While the SCPR wishes Healy well - not for his personal sake, but for tens of thousands Cantonians and Stark Countians who depend on the city in a number of ways on a daily basis.  However, it is "too little, too late" and The Report sees this effort as being more about saving the political hide of the Mayor rather than creating enduring solutions to Canton's financial and economical development woes.

The Report does not discount Healy's political ability.

He may be the most masterful politician in all of Stark County.

Unfortunately, politics are ephemeral and Cantonians/Stark Countians will be left holding the bag after the politicians are long gone.

In this blog the SCPR features Canton Treasurer Robert Schirack and his assistant Chauntelle Skirtich who  present data which means absolutely nothing in terms of whether or not Canton is experiencing a financial renaissance.
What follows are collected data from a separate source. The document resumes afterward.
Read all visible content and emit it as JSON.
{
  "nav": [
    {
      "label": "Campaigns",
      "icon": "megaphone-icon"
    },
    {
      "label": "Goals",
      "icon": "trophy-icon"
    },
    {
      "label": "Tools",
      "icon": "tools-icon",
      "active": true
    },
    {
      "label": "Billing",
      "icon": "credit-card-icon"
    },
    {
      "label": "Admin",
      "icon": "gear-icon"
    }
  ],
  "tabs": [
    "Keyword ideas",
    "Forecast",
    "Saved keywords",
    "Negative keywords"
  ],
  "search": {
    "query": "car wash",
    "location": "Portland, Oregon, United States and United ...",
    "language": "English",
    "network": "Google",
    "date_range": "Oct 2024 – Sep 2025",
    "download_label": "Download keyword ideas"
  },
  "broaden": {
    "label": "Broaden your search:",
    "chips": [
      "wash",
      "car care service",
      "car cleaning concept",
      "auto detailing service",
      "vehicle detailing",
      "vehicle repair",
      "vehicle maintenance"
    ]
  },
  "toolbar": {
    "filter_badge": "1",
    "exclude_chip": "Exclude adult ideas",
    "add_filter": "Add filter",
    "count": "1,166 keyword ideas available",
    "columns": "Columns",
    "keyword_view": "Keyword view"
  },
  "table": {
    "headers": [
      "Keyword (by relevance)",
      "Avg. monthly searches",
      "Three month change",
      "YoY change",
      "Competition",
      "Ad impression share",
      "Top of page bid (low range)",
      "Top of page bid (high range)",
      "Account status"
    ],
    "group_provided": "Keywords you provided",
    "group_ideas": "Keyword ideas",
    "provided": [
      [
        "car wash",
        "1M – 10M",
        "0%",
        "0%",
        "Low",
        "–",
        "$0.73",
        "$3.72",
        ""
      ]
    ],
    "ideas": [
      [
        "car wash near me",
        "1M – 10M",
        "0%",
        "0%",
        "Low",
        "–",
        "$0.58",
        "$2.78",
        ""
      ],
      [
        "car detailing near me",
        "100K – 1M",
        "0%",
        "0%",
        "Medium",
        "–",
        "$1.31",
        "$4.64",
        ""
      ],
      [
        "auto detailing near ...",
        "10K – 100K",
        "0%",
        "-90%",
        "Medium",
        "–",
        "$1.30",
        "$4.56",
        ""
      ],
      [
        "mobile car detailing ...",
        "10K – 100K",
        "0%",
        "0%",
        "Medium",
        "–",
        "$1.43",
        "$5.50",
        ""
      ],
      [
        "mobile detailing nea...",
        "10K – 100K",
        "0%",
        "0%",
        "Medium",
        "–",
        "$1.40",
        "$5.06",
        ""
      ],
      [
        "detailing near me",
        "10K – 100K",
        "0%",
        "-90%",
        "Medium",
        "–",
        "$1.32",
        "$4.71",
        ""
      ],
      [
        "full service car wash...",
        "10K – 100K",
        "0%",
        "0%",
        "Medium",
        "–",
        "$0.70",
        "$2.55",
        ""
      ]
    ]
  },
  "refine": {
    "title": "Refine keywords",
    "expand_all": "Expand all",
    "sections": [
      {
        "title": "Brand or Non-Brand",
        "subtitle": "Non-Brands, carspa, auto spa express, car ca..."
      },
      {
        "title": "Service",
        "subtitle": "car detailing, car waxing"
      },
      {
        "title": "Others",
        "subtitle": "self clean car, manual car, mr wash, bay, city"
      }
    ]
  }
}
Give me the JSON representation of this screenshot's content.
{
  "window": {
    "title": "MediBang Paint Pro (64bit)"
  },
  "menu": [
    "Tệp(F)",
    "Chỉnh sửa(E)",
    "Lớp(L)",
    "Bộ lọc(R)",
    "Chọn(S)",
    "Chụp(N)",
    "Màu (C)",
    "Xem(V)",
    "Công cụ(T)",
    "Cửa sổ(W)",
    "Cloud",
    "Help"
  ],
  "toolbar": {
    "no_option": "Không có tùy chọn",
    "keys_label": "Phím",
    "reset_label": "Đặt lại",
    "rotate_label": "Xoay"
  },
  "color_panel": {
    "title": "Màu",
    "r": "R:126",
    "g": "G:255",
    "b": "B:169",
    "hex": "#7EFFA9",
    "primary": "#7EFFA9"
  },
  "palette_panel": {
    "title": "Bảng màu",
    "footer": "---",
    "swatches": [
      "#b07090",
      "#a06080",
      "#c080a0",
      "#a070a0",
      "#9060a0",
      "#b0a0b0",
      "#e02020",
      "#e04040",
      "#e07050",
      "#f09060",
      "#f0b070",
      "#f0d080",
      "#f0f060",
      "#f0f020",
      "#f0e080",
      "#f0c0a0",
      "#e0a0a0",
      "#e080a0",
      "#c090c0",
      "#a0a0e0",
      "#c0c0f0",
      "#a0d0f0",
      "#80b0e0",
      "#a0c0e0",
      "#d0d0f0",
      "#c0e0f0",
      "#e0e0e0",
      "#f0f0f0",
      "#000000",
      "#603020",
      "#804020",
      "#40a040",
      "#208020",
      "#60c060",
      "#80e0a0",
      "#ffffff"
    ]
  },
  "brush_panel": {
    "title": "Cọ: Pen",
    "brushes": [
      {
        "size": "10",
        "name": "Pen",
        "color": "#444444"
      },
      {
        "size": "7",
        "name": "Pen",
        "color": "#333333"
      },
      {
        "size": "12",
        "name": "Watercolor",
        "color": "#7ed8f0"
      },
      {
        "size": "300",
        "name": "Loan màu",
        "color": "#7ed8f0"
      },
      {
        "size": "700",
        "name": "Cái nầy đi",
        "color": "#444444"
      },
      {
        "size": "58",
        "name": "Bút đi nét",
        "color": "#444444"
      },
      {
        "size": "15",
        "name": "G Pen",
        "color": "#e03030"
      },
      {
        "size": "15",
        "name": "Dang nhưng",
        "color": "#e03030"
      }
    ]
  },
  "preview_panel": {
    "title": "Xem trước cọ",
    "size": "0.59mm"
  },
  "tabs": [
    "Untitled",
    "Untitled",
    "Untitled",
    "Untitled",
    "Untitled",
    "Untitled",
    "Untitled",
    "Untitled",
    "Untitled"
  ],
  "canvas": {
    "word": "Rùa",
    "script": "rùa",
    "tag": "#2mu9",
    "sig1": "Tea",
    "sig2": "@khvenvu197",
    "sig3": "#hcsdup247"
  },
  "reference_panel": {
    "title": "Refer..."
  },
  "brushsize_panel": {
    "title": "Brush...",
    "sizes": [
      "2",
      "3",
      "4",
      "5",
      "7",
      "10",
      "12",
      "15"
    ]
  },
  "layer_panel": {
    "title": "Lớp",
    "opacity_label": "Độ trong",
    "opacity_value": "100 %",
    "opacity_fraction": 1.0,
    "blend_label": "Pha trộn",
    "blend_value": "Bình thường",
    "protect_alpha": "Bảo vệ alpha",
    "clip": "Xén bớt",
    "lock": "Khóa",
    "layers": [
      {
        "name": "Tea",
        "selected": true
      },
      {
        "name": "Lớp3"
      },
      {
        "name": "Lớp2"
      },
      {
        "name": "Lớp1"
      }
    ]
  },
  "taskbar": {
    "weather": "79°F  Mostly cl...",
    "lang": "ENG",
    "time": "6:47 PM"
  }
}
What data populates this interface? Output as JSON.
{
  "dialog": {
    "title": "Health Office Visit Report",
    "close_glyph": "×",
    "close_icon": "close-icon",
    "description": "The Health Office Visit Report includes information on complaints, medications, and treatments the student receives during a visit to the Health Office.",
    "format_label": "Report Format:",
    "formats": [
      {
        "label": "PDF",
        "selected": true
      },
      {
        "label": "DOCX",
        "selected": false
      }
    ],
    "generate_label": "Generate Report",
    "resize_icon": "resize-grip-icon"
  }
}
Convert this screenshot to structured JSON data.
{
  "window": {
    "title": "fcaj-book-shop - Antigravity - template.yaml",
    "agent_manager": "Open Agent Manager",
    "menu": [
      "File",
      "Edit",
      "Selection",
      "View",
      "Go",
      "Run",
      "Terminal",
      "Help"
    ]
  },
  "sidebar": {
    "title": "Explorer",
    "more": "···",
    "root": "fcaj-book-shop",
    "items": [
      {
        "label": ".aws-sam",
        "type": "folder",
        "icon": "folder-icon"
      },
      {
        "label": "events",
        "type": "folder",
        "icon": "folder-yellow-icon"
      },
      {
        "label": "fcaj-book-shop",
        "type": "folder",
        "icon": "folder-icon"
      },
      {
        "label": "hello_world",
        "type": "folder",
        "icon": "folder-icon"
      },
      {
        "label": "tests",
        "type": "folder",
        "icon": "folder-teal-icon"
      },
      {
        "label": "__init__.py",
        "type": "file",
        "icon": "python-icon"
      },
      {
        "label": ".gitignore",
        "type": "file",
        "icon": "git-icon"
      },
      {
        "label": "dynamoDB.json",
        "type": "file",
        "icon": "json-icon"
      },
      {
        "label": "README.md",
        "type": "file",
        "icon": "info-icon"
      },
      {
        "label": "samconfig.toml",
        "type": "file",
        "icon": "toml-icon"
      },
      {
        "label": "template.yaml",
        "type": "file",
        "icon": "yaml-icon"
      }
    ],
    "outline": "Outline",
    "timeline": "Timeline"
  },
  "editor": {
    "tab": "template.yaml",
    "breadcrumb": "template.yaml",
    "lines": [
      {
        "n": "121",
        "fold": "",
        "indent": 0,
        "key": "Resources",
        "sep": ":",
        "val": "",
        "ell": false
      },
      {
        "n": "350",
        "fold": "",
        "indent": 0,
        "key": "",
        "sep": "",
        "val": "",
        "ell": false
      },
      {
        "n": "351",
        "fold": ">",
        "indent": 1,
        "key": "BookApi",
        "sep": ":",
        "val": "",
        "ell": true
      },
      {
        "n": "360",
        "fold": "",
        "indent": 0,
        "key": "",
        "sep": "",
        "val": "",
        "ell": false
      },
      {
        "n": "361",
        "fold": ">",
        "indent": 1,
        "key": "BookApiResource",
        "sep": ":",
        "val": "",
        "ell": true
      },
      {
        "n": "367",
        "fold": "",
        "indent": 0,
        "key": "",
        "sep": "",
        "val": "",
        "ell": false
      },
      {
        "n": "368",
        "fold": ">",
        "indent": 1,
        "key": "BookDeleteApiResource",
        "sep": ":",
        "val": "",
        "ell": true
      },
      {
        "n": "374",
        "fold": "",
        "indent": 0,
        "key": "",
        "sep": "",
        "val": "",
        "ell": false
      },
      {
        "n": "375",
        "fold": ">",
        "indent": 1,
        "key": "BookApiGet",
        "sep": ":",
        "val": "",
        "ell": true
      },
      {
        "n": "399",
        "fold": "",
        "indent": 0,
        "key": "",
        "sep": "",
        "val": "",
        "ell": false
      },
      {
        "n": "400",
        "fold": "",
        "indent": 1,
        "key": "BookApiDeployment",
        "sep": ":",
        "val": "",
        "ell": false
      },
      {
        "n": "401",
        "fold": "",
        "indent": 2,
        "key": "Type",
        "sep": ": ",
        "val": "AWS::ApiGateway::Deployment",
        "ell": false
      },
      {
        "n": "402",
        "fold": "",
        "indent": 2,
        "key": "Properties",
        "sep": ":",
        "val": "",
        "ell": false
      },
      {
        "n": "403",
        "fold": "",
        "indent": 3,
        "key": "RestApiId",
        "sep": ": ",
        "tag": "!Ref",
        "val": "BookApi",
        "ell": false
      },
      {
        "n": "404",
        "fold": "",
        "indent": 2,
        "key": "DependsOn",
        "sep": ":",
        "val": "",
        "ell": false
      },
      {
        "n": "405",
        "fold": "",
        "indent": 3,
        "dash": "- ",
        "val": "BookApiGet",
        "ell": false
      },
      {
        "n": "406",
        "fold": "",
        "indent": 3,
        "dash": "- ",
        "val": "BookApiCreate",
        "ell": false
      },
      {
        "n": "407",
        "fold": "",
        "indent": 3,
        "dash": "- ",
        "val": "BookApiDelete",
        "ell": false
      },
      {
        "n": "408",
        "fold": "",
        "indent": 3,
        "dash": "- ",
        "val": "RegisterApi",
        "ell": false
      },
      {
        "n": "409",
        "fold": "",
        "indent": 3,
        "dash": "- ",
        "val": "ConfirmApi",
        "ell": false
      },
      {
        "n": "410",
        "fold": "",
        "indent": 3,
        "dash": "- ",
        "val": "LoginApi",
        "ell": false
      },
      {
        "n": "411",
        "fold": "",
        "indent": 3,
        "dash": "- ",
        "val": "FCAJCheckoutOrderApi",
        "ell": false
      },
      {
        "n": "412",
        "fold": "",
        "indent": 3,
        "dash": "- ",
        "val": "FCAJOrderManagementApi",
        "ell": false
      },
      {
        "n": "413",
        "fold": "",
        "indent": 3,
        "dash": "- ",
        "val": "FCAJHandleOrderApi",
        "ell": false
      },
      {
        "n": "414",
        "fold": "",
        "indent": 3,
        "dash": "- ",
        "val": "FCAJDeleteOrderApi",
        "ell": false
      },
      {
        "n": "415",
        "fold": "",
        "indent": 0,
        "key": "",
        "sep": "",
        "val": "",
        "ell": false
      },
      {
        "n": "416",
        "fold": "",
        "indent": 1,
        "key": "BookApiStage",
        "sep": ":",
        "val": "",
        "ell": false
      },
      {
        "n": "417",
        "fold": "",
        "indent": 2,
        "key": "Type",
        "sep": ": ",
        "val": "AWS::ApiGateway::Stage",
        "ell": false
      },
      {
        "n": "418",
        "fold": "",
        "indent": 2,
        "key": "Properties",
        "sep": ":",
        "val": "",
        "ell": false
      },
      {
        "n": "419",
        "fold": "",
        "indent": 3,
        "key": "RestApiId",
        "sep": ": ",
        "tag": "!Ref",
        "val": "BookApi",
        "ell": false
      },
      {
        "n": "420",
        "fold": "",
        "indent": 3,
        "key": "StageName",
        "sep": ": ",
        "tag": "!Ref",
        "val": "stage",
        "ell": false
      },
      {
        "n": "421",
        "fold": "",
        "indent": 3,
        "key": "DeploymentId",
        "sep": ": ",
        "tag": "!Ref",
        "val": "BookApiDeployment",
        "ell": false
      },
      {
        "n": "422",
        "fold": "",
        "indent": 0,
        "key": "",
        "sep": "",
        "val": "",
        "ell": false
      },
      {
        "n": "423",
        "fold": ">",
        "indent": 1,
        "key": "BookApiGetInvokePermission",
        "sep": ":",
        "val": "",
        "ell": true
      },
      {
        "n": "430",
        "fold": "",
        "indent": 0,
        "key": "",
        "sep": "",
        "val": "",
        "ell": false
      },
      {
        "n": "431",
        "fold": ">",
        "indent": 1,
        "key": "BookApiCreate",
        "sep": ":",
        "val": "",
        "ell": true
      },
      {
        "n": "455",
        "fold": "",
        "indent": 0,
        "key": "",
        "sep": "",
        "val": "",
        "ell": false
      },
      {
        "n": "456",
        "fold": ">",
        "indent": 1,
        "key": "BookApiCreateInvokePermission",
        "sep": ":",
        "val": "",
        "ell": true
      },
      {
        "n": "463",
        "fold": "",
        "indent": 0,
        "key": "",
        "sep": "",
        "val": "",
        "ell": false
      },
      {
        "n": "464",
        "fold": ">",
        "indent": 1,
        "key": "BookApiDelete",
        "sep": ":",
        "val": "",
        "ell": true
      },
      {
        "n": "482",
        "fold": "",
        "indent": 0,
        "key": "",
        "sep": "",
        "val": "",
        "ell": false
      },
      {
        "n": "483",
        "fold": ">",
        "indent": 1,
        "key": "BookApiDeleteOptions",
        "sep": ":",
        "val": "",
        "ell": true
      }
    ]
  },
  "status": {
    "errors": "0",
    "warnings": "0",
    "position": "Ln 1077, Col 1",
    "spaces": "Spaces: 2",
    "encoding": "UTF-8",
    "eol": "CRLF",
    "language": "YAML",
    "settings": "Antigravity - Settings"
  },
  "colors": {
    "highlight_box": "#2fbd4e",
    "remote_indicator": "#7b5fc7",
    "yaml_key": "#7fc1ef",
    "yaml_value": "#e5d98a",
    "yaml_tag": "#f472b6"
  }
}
While Schirack, Skirtich and Healy all issue disclaimers of the meaningfulness of the data, it is presented anyway.  Of course, Schirack and Skirtch are merely doing Healy's bidding.  Healy's disclaimer is akin to to an attorney asking a question of a witness the answer to which is given but is inadmissible to be considered by a jury in making a determination, does so knowing that the testimony will be ruled inadmissible for the purposes of impacting the jury's decision.  Once the answer has been uttered, the attorney has achieved his/her objective.

So with Mayor Healy.

"Don't take anything from this he says, but income tax collections were up $500,000 in January."

Ms. Skirtich makes the most compelling and worrisome point:  Corporate income tax collections are down, she says.  Being the intelligent person she obviously is, she sees in this number something to be disturbed about, to wit:  If corporate profits are down, cost cutting cannot be far behind and taxpaying Canton corporations will be laying off individual Canton taxpayers.